TARAFLARIN İDDİA VE SAVUNMALARININ ÖZETİ
Davacı vekili dava dilekçesinde özetle; taraflar arasında imzalanan 01/12/2010 tarihli sözleşmenin müvekkili tarafından feshi üzerine müvekkiline ait … Bankası Yıldız Ticari Şubesindeki 4394 -0006494 nolu hesabından 8.118,73-TL’nin davalı tarafından haksız tahsil edildiğini, davalı şirketin akaryakıt fiyatlarında bir değişiklik olmamasına karşın kâr marjının düşürüldüğünden bahisle fiyatlarda değişiklik yaptığını beyanla 8.118,73-TL’nin 08/12/2013 tarihinden itibaren reeskont faizi ile davalıdan tahsiline karar verilmesini talep ve dava etmiştir.
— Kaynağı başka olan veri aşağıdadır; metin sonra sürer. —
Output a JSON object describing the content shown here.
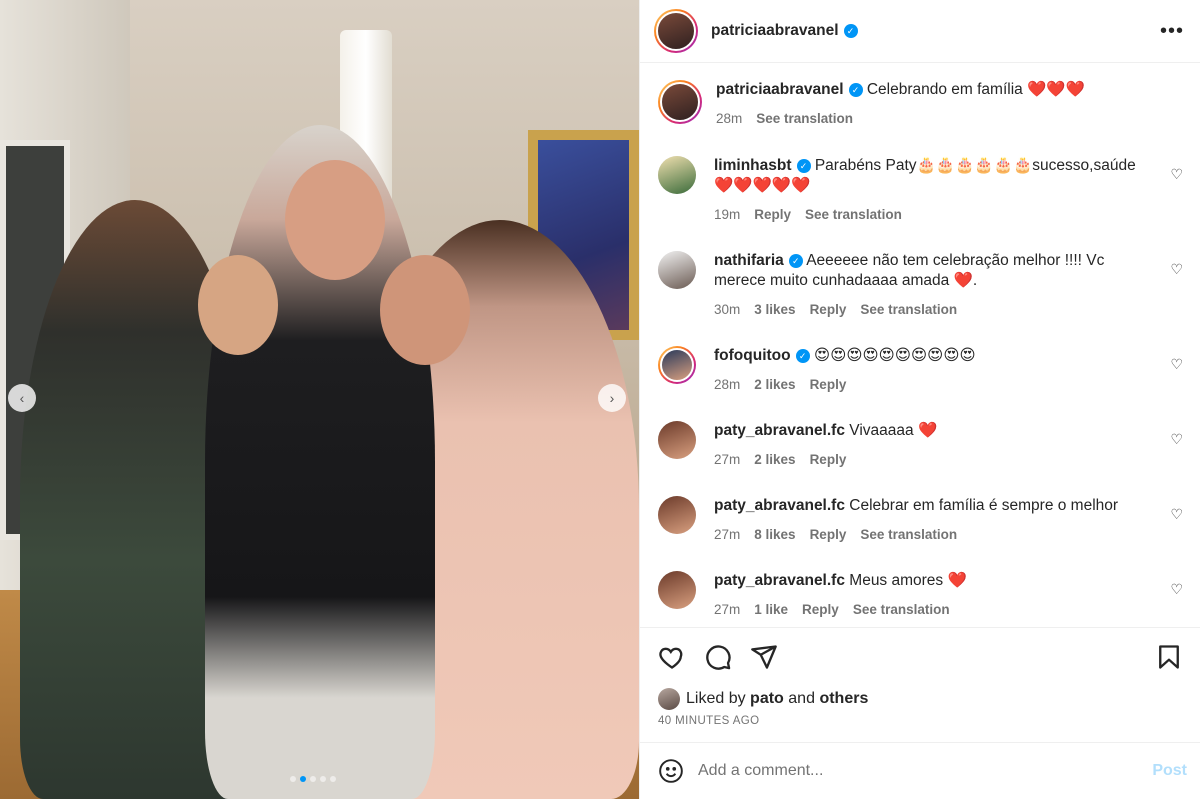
{
  "post": {
    "username": "patriciaabravanel",
    "caption": "Celebrando em família ❤️❤️❤️",
    "caption_time": "28m",
    "caption_translate": "See translation",
    "carousel": {
      "slides": 5,
      "active_index": 1
    }
  },
  "comments": [
    {
      "username": "liminhasbt",
      "verified": true,
      "text": "Parabéns Paty🎂🎂🎂🎂🎂🎂sucesso,saúde ❤️❤️❤️❤️❤️",
      "time": "19m",
      "likes": "",
      "reply": "Reply",
      "translate": "See translation"
    },
    {
      "username": "nathifaria",
      "verified": true,
      "text": "Aeeeeee não tem celebração melhor !!!! Vc merece muito cunhadaaaa amada ❤️.",
      "time": "30m",
      "likes": "3 likes",
      "reply": "Reply",
      "translate": "See translation"
    },
    {
      "username": "fofoquitoo",
      "verified": true,
      "text": "😍😍😍😍😍😍😍😍😍😍",
      "time": "28m",
      "likes": "2 likes",
      "reply": "Reply",
      "translate": ""
    },
    {
      "username": "paty_abravanel.fc",
      "verified": false,
      "text": "Vivaaaaa ❤️",
      "time": "27m",
      "likes": "2 likes",
      "reply": "Reply",
      "translate": ""
    },
    {
      "username": "paty_abravanel.fc",
      "verified": false,
      "text": "Celebrar em família é sempre o melhor",
      "time": "27m",
      "likes": "8 likes",
      "reply": "Reply",
      "translate": "See translation"
    },
    {
      "username": "paty_abravanel.fc",
      "verified": false,
      "text": "Meus amores ❤️",
      "time": "27m",
      "likes": "1 like",
      "reply": "Reply",
      "translate": "See translation"
    }
  ],
  "likes": {
    "prefix": "Liked by",
    "user": "pato",
    "joiner": "and",
    "others": "others",
    "time_ago": "40 MINUTES AGO"
  },
  "add_comment": {
    "placeholder": "Add a comment...",
    "post_label": "Post"
  },
  "icons": {
    "more": "more-options-icon",
    "like": "heart-icon",
    "comment": "comment-icon",
    "share": "share-icon",
    "save": "bookmark-icon",
    "emoji": "emoji-icon"
  },
  "colors": {
    "accent": "#0095f6",
    "post_disabled": "#b2dffc",
    "secondary_text": "#737373"
  }
}
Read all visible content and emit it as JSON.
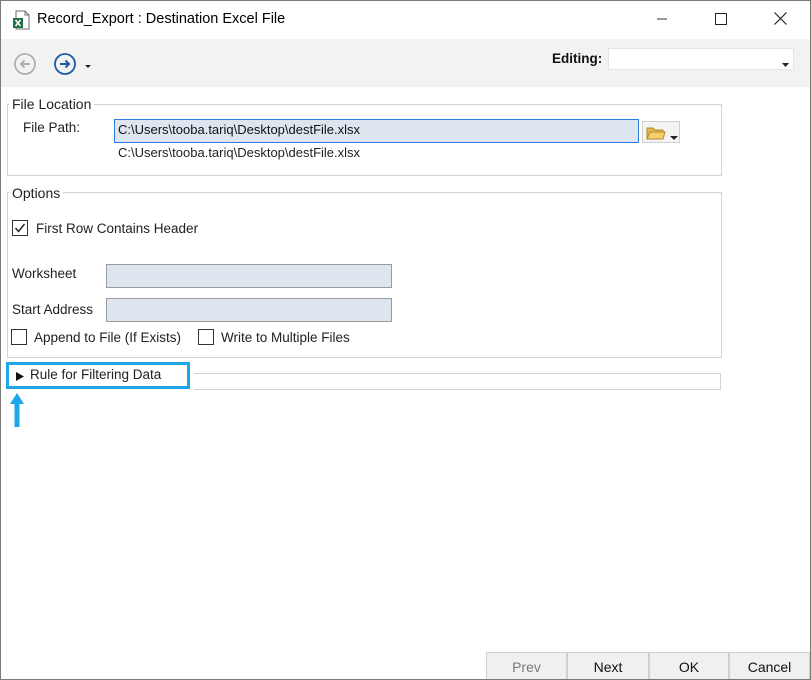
{
  "window": {
    "title": "Record_Export : Destination Excel File",
    "app_icon": "excel-file-icon",
    "controls": {
      "minimize": "minimize-icon",
      "maximize": "maximize-icon",
      "close": "close-icon"
    }
  },
  "toolbar": {
    "back_icon": "back-arrow-icon",
    "forward_icon": "forward-arrow-icon",
    "editing_label": "Editing:",
    "editing_value": ""
  },
  "file_location": {
    "legend": "File Location",
    "file_path_label": "File Path:",
    "file_path_value": "C:\\Users\\tooba.tariq\\Desktop\\destFile.xlsx",
    "resolved_path": "C:\\Users\\tooba.tariq\\Desktop\\destFile.xlsx",
    "browse_icon": "folder-icon"
  },
  "options": {
    "legend": "Options",
    "first_row_header_label": "First Row Contains Header",
    "first_row_header_checked": true,
    "worksheet_label": "Worksheet",
    "worksheet_value": "",
    "start_address_label": "Start Address",
    "start_address_value": "",
    "append_label": "Append to File (If Exists)",
    "append_checked": false,
    "multiple_files_label": "Write to Multiple Files",
    "multiple_files_checked": false
  },
  "rule": {
    "label": "Rule for Filtering Data",
    "expanded": false,
    "highlight_color": "#1ea7e6"
  },
  "buttons": {
    "prev": "Prev",
    "next": "Next",
    "ok": "OK",
    "cancel": "Cancel"
  },
  "colors": {
    "field_bg": "#dde6ef",
    "accent": "#2a7ee0",
    "annotation": "#1ea7e6"
  }
}
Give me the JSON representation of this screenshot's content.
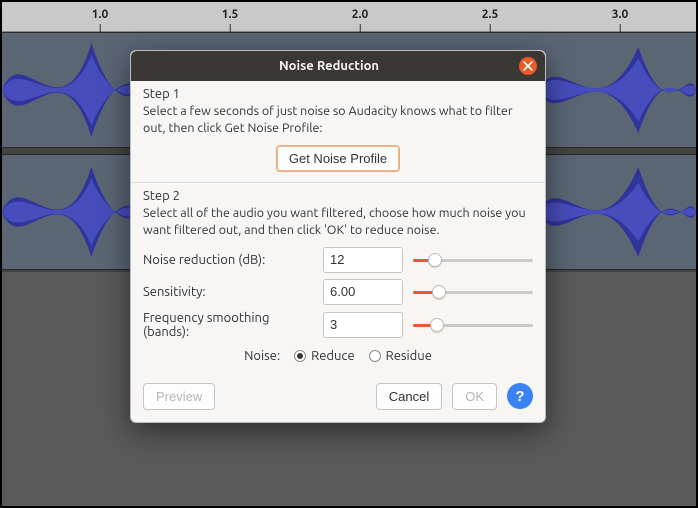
{
  "ruler": {
    "ticks": [
      "1.0",
      "1.5",
      "2.0",
      "2.5",
      "3.0"
    ]
  },
  "dialog": {
    "title": "Noise Reduction",
    "step1": {
      "heading": "Step 1",
      "desc": "Select a few seconds of just noise so Audacity knows what to filter out, then click Get Noise Profile:",
      "get_profile_label": "Get Noise Profile"
    },
    "step2": {
      "heading": "Step 2",
      "desc": "Select all of the audio you want filtered, choose how much noise you want filtered out, and then click 'OK' to reduce noise.",
      "params": {
        "noise_reduction": {
          "label": "Noise reduction (dB):",
          "value": "12",
          "slider_pct": 18
        },
        "sensitivity": {
          "label": "Sensitivity:",
          "value": "6.00",
          "slider_pct": 22
        },
        "freq_smoothing": {
          "label": "Frequency smoothing (bands):",
          "value": "3",
          "slider_pct": 20
        }
      },
      "noise_label": "Noise:",
      "radio": {
        "reduce": "Reduce",
        "residue": "Residue",
        "selected": "reduce"
      }
    },
    "footer": {
      "preview": "Preview",
      "cancel": "Cancel",
      "ok": "OK",
      "help": "?"
    }
  }
}
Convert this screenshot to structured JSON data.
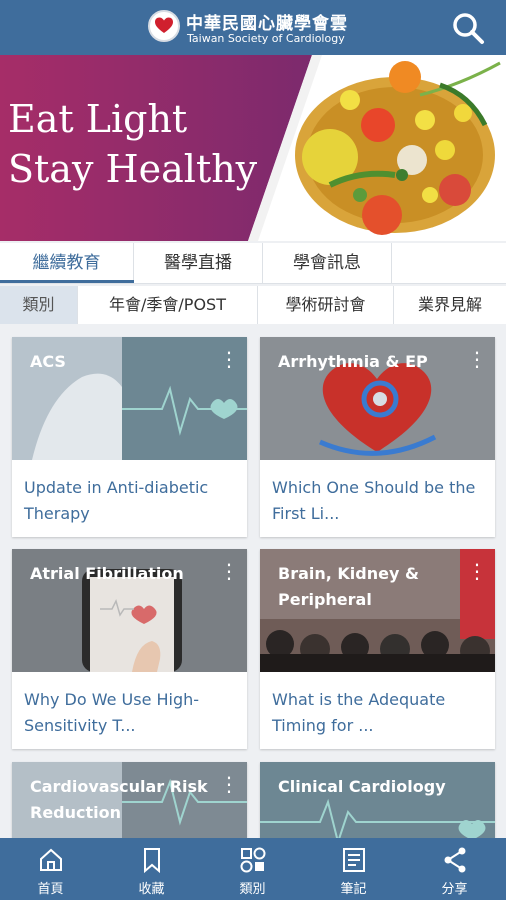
{
  "header": {
    "title_cn": "中華民國心臟學會雲",
    "title_en": "Taiwan Society of Cardiology",
    "logo_icon": "heart-logo-icon",
    "search_icon": "search-icon",
    "bg_color": "#3f6d9c"
  },
  "banner": {
    "line1": "Eat Light",
    "line2": "Stay Healthy",
    "bg_color": "#9b2e6c"
  },
  "tabs_primary": [
    {
      "label": "繼續教育",
      "active": true
    },
    {
      "label": "醫學直播",
      "active": false
    },
    {
      "label": "學會訊息",
      "active": false
    }
  ],
  "tabs_secondary": [
    {
      "label": "類別",
      "active": true
    },
    {
      "label": "年會/季會/POST",
      "active": false
    },
    {
      "label": "學術研討會",
      "active": false
    },
    {
      "label": "業界見解",
      "active": false
    }
  ],
  "cards": [
    {
      "category": "ACS",
      "title": "Update in Anti-diabetic Therapy"
    },
    {
      "category": "Arrhythmia & EP",
      "title": "Which One Should be the First Li..."
    },
    {
      "category": "Atrial Fibrillation",
      "title": "Why Do We Use High-Sensitivity T..."
    },
    {
      "category": "Brain, Kidney & Peripheral",
      "title": "What is the Adequate Timing for ..."
    },
    {
      "category": "Cardiovascular Risk Reduction",
      "title": ""
    },
    {
      "category": "Clinical Cardiology",
      "title": ""
    }
  ],
  "bottom_nav": [
    {
      "label": "首頁",
      "icon": "home-icon"
    },
    {
      "label": "收藏",
      "icon": "bookmark-icon"
    },
    {
      "label": "類別",
      "icon": "category-icon"
    },
    {
      "label": "筆記",
      "icon": "notes-icon"
    },
    {
      "label": "分享",
      "icon": "share-icon"
    }
  ]
}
Davalı vekili savunmasında özetle; taraflar arasındaki sözleşmenin 19. maddesindeki yetki sözleşmesine göre yetkili mahkemenin İstanbul Mahkemeleri olduğunu, müvekkili şirketin faaliyet alanı itibariyle regüle bir piyasada faaliyet göstermesi nedeniyle özellikle fiyatlandırma konusunda kamu kurumları tarafından alınan kararlara tabi olduğunu, davacının taraflar arasındaki sözleşmedeki Mücbir Sebepler başlıklı 17. Maddesine atıfta bulunarak mahkemeyi yanıltmaya çalıştığını, müvekkilinin EPDK’nın yazısı üzerine kâr marjında oluşan anormal değişiklikler nedeniyle değişen piyasa koşullarına bağlı olarak müşterisi olan davacıya sunulan satış koşullarında değişiklik yapma hakkını kullandığını beyanla davanın reddini talep etmiştir.
Ankara 5.Asliye Tİcaret Mahkemesinin 2014/206 ESAS, 2014/659 K sayılı 21.11.2014 tarihli yetkisizlik kararıyla dosya, İstanbul 1. Asliye Ticaret Mahkemesine gelmiştir. İstinaf incelemesine konu hüküm, yetkili mahkemece verilmiştir.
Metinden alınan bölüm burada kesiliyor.